Аборты были уголовно запрещены, и мама тайно травила меня хиной и выпаривала в горячей ванной. Бесполезно — еще в утробе я бился не на смерть, а на жизнь, и первую победу одержал в родовой схватке. Мамуля горько раскаивалась в несовершенном преступлении и платила сыну десятикратной любовью до самой кончины у меня на руках.
Первое поражение у папеньки также имело медицинский характер: его вместе с остальными руководящими евреями выкинули с работы по «Делу врачей», которые зачем-то умертвили членов политбюро тт. Жданова и Щербакова по заданию американской разведки «Джойнт». То, что руководящие евреи из папашиного окружения были пациентами, а не врачами, рассматривалось как отягчающее обстоятельство.
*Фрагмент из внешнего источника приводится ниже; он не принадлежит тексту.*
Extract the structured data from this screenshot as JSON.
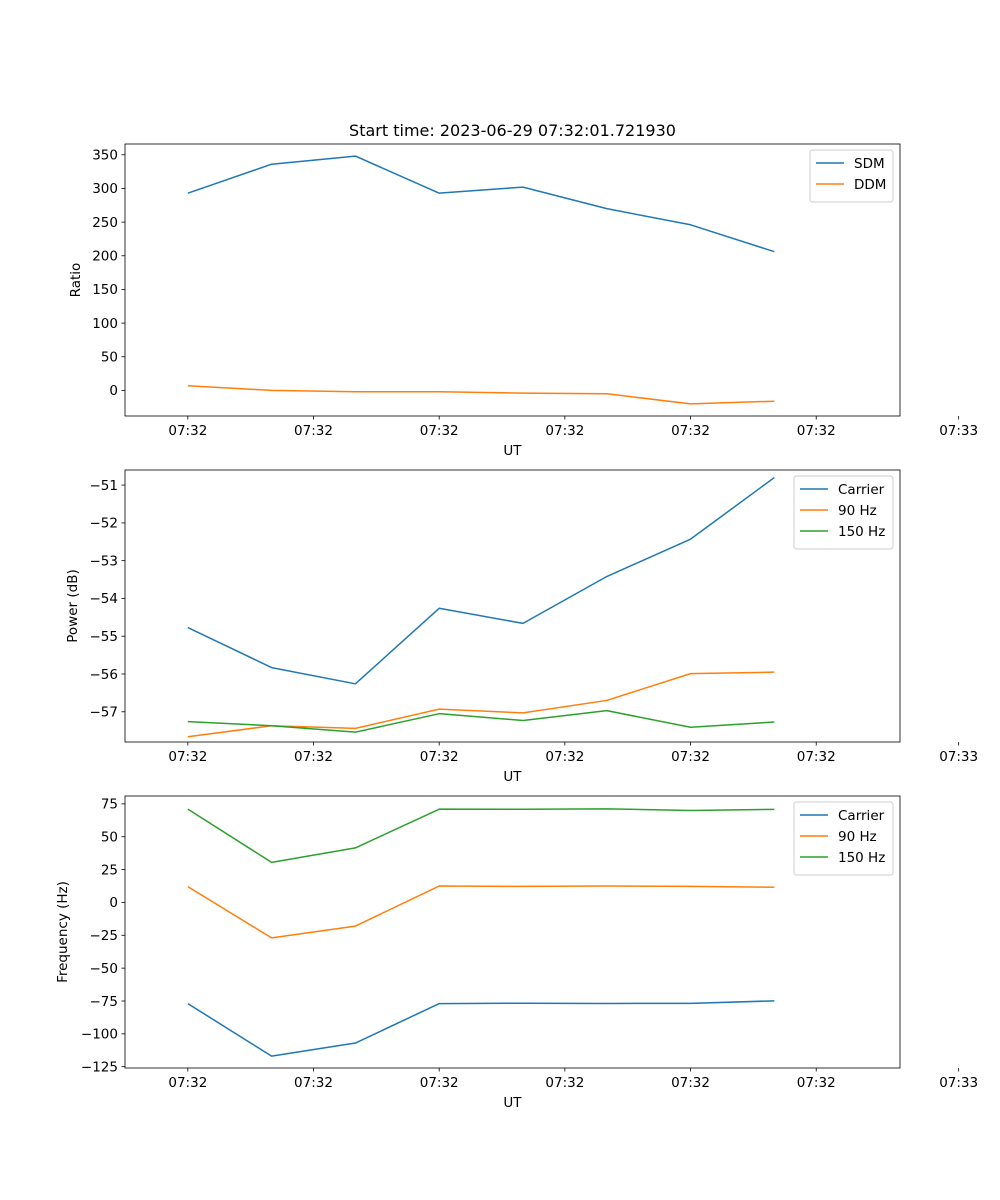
{
  "title": "Start time: 2023-06-29 07:32:01.721930",
  "chart_data": [
    {
      "type": "line",
      "title": "Start time: 2023-06-29 07:32:01.721930",
      "xlabel": "UT",
      "ylabel": "Ratio",
      "x_tick_labels": [
        "07:32",
        "07:32",
        "07:32",
        "07:32",
        "07:32",
        "07:32",
        "07:33"
      ],
      "x": [
        0,
        1,
        2,
        3,
        4,
        5,
        6,
        7
      ],
      "xlim": [
        -0.75,
        8.5
      ],
      "ylim": [
        -38,
        366
      ],
      "y_ticks": [
        0,
        50,
        100,
        150,
        200,
        250,
        300,
        350
      ],
      "y_tick_labels": [
        "0",
        "50",
        "100",
        "150",
        "200",
        "250",
        "300",
        "350"
      ],
      "legend_position": "top-right",
      "grid": false,
      "series": [
        {
          "name": "SDM",
          "color": "#1f77b4",
          "values": [
            293,
            336,
            348,
            293,
            302,
            270,
            246,
            206
          ]
        },
        {
          "name": "DDM",
          "color": "#ff7f0e",
          "values": [
            7,
            0,
            -2,
            -2,
            -4,
            -5,
            -20,
            -16
          ]
        }
      ]
    },
    {
      "type": "line",
      "xlabel": "UT",
      "ylabel": "Power (dB)",
      "x_tick_labels": [
        "07:32",
        "07:32",
        "07:32",
        "07:32",
        "07:32",
        "07:32",
        "07:33"
      ],
      "x": [
        0,
        1,
        2,
        3,
        4,
        5,
        6,
        7
      ],
      "xlim": [
        -0.75,
        8.5
      ],
      "ylim": [
        -57.8,
        -50.6
      ],
      "y_ticks": [
        -57,
        -56,
        -55,
        -54,
        -53,
        -52,
        -51
      ],
      "y_tick_labels": [
        "−57",
        "−56",
        "−55",
        "−54",
        "−53",
        "−52",
        "−51"
      ],
      "legend_position": "top-right",
      "grid": false,
      "series": [
        {
          "name": "Carrier",
          "color": "#1f77b4",
          "values": [
            -54.77,
            -55.83,
            -56.26,
            -54.26,
            -54.66,
            -53.42,
            -52.43,
            -50.8
          ]
        },
        {
          "name": "90 Hz",
          "color": "#ff7f0e",
          "values": [
            -57.66,
            -57.37,
            -57.44,
            -56.93,
            -57.03,
            -56.7,
            -55.99,
            -55.95
          ]
        },
        {
          "name": "150 Hz",
          "color": "#2ca02c",
          "values": [
            -57.26,
            -57.37,
            -57.54,
            -57.05,
            -57.23,
            -56.97,
            -57.41,
            -57.27
          ]
        }
      ]
    },
    {
      "type": "line",
      "xlabel": "UT",
      "ylabel": "Frequency (Hz)",
      "x_tick_labels": [
        "07:32",
        "07:32",
        "07:32",
        "07:32",
        "07:32",
        "07:32",
        "07:33"
      ],
      "x": [
        0,
        1,
        2,
        3,
        4,
        5,
        6,
        7
      ],
      "xlim": [
        -0.75,
        8.5
      ],
      "ylim": [
        -126,
        81
      ],
      "y_ticks": [
        -125,
        -100,
        -75,
        -50,
        -25,
        0,
        25,
        50,
        75
      ],
      "y_tick_labels": [
        "−125",
        "−100",
        "−75",
        "−50",
        "−25",
        "0",
        "25",
        "50",
        "75"
      ],
      "legend_position": "top-right",
      "grid": false,
      "series": [
        {
          "name": "Carrier",
          "color": "#1f77b4",
          "values": [
            -77,
            -117,
            -107,
            -77,
            -76.7,
            -76.9,
            -76.8,
            -74.9
          ]
        },
        {
          "name": "90 Hz",
          "color": "#ff7f0e",
          "values": [
            12,
            -27,
            -18,
            12.5,
            12.2,
            12.5,
            12.2,
            11.6
          ]
        },
        {
          "name": "150 Hz",
          "color": "#2ca02c",
          "values": [
            71,
            30.5,
            41.5,
            71,
            70.9,
            71.2,
            70,
            70.8
          ]
        }
      ]
    }
  ]
}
И хотя меньше чем через полгода лучший друг всех оставшихся врачей и подшипниковцев, главный сценарист этого и других политических детективов сдох, как паршивая собака, запертый в бронированном чулане своего госпоместья, а дело уцелевших медработников-вредителей закрыли, папашу не восстановили на прежней должности главного инженера, а отправили искупать вину малой кровью — тоже главным инженером, но уже машинно-тракторной станции в село Галахово Екатериновского района Саратовской области.
Остроумный папаша, что-то помнящий с допетлюровского детства об основах иудаизма, говорил, что теперь он Дважды Еврей Советского Союза — по паспорту и по Галахе («Галаха» — это жесточайшие законы, расписывающие всю жизнь религиозных евреев от рождения до смерти).
Но по жизни отец был атеистом и пьяницей-застолыциком, компании с которым не чурался никто. Иудей-дедушка пил, потому что был русским солдатом, а папаня имел на это другие и веские основания: во время очередного петлюровского погрома добросердечные хохлы-соседи окрестили голубоглазого отпрыска героя империалистической войны аж в самом Софийском соборе! Когда в Крыму дедушка узнал о папашином прозелитстве, то он еще раз перекрестил его — ремнем по заду. Но назад хода не было! Так что пьяницей крымский папа был нашим, коренным, православным!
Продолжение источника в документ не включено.